Following four years of study, senior EPA scientists came to an alarming conclusion: The solvent, trichloroethylene, or TCE, was as much as 40 times more likely to cause cancer than the EPA had previously believed.Great to see that the Pentagon protects us with bombs (paid for, handsomely, by us), but then works overtime to (slowly) kill us anyway. It helps when you have an administration that is in your back pocket and doesn't care about the public's health.
By 2003, after a prolonged challenge orchestrated by the Pentagon, the EPA lost control of the issue and its TCE assessment was cast aside. As a result, any conclusion about whether millions of Americans were being contaminated by TCE was delayed indefinitely.
What happened with TCE is a stark illustration of a power shift that has badly damaged the EPA's ability to carry out one of its essential missions: assessing the health risks of toxic chemicals.

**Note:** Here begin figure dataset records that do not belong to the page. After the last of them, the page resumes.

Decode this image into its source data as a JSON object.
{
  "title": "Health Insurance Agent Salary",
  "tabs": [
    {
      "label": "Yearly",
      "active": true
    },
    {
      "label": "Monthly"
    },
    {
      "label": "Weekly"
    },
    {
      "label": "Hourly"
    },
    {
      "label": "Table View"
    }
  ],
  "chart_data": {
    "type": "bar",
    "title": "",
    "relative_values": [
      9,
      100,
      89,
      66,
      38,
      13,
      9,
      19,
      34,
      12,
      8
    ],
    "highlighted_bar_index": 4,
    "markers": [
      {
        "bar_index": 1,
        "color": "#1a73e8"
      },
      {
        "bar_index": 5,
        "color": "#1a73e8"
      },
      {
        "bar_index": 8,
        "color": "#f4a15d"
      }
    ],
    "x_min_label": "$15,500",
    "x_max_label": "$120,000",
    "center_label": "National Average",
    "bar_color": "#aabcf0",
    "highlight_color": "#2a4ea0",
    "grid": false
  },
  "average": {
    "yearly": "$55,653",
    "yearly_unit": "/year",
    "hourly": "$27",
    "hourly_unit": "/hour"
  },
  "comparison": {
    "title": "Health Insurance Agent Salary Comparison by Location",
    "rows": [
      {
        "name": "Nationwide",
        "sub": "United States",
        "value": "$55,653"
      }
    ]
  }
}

If the EPA's 2001 draft risk assessment was correct, then possibly thousands of the nation's birth defects and cancers every year are due in part to TCE exposure, according to several academic experts.

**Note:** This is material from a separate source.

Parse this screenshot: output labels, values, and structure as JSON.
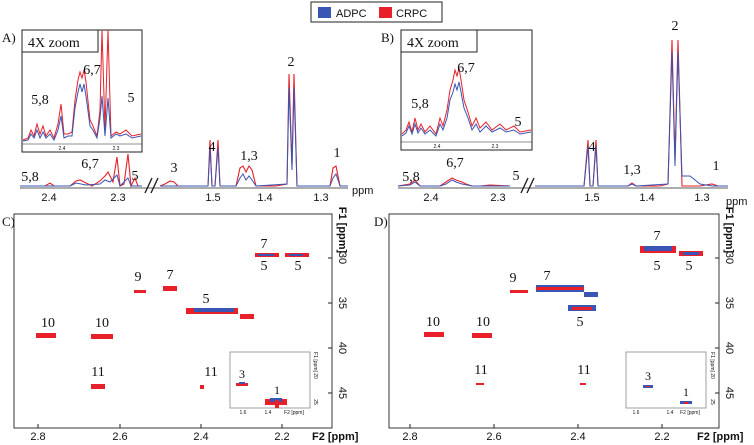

"It is a World Trade Center in slow motion," said Boston University epidemiologist David Ozonoff, a TCE expert. "You would never notice it."
David Ozonoff makes an excellent point. Kill thousands of people suddenly, in one fell swoop, and it certainly gets noticed. But slowly kill off a portion of the population and it never gets the attention and public outrage it deserves. Just look at global warming: while over time it will be a disaster for the entire planet, it's not occurring at a fast enough pace to cause any sudden and fatal effects, and thus it's a big yawn.